Wounded King writes:
In what way? molbiogirl said were were 1% different 'genetically', a vague term that could encompass any level of genetic organisation. Skeptic faith simply said he had heard a value for genetic divergence of 5-7%. In what way is his assertion any more flawed than molbiogirl's? They are both using the vague concept of genetic similarity but providing figures base on different specific genetic metrics.
I guess I have to agree with this: the two ideas kind of delineate the outer boundaries of the argument, don't they?
Wounded King writes:
Why is a single nucleotide substitution a better guage than a 2bp deletion for evolutionary distance?
It's not: the two are equal gauges, because they both represent a
single change in the genome. A view based on sequence-divergence puts the deletion as more influential, when in fact it represents no more evolutionary distance than the point-mutation.
This is a quote from the article you cited by Britten (PNAS, 2002), which is the only one I have been able to read yet:
It appears appropriate to me to consider the full length of the gaps in estimating the interspecies divergence. These stretches of DNA are actually absent from one and present in the other genome. In the past, indels have often simply been counted regardless of length and added to the base substitution count, because that is convenient for phylogenetics. (emphasis added)
It
is convenient for phylogenetics, and it makes more sense when dealing with evolutionary distances. Sequence divergence only shows how different the two species are, not how long they've been separated from one another. Using deletion lengths (as Britten did) to represent how close humans are to chimpanzees would inflate their importance relative to point mutations, making it look like we diverged X+Y mya when, in fact, we diverged only X mya (X and Y >0).

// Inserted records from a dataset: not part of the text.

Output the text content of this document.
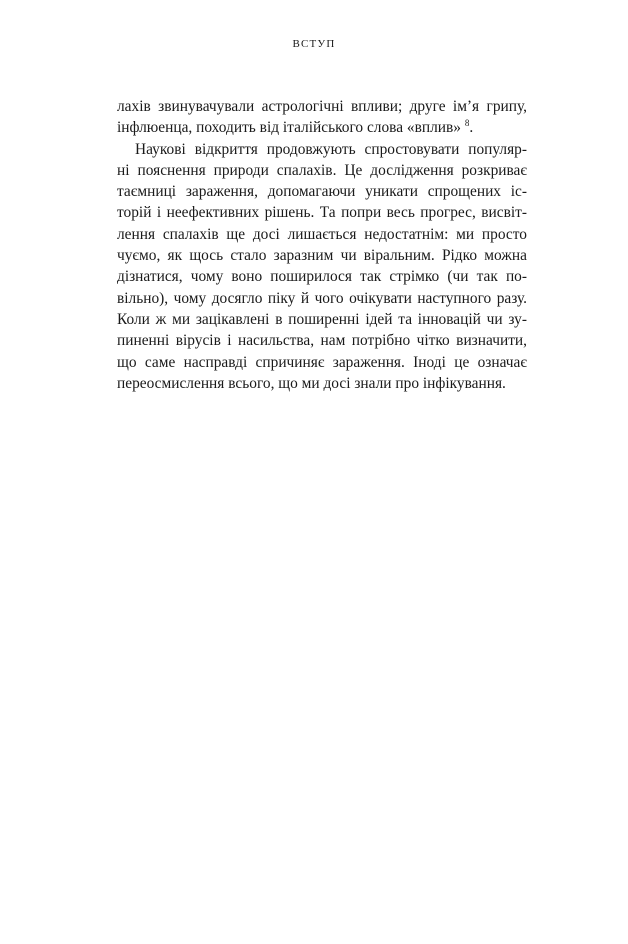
ВСТУП
лахів звинувачували астрологічні впливи; друге ім’я грипу,
інфлюенца, походить від італійського слова «вплив» $^8$.
Наукові відкриття продовжують спростовувати популяр-
ні пояснення природи спалахів. Це дослідження розкриває
таємниці зараження, допомагаючи уникати спрощених іс-
торій і неефективних рішень. Та попри весь прогрес, висвіт-
лення спалахів ще досі лишається недостатнім: ми просто
чуємо, як щось стало заразним чи віральним. Рідко можна
дізнатися, чому воно поширилося так стрімко (чи так по-
вільно), чому досягло піку й чого очікувати наступного разу.
Коли ж ми зацікавлені в поширенні ідей та інновацій чи зу-
пиненні вірусів і насильства, нам потрібно чітко визначити,
що саме насправді спричиняє зараження. Іноді це означає
переосмислення всього, що ми досі знали про інфікування.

In fact, Britten acknowledges this later in the paper:
More nucleotides are included in insertion/deletion events (3.4%) than base substitutions (1.4%) by much more than a factor of two. However, the number of events is small in comparison. About 1,000 indels listed in Tables 2 and 3 compared with about 10,000 base substitution events in this comparison of 779,142 nt between chimp and human. (emphasis added)
So, a big deletion is still just one deletion, and still happened at one time, even if it removed hundreds of nucleotides of base-pair homology. Deleting 54,773 base pairs in one swoop (or several swoops) is very different from changing 54,773 base pairs slowly over 54,773 separate mutation events. They would have the same end result, and so may represent the same amount of "sequence divergence," as per Britten's standards. But the first could have happened between me and my son (i.e. in 1 generation), while the second probably won't have happened in my evolutionary descendants 51 million years down the road (assuming my lineage lasts that long).
If you then compared these two genes (my son vs evolutionarily-distant descendant) using Britten's sequence-divergence strategy, you would then come to the conclusion that I am more closely related to my 51-million-years-down-the-road descendant than I am to my own son (at least at that locus). Multiple such deletions across the genome would make it even harder.
So, if you're talking just about
genetic similarity (as I assume you are), then skepticfaith's estimate is probably closer. But, if you're talking about
evolutionary relatedness (which is closer to the topic of this thread), skepticfaith's estimate is an inflation of the distinction between us and chimps.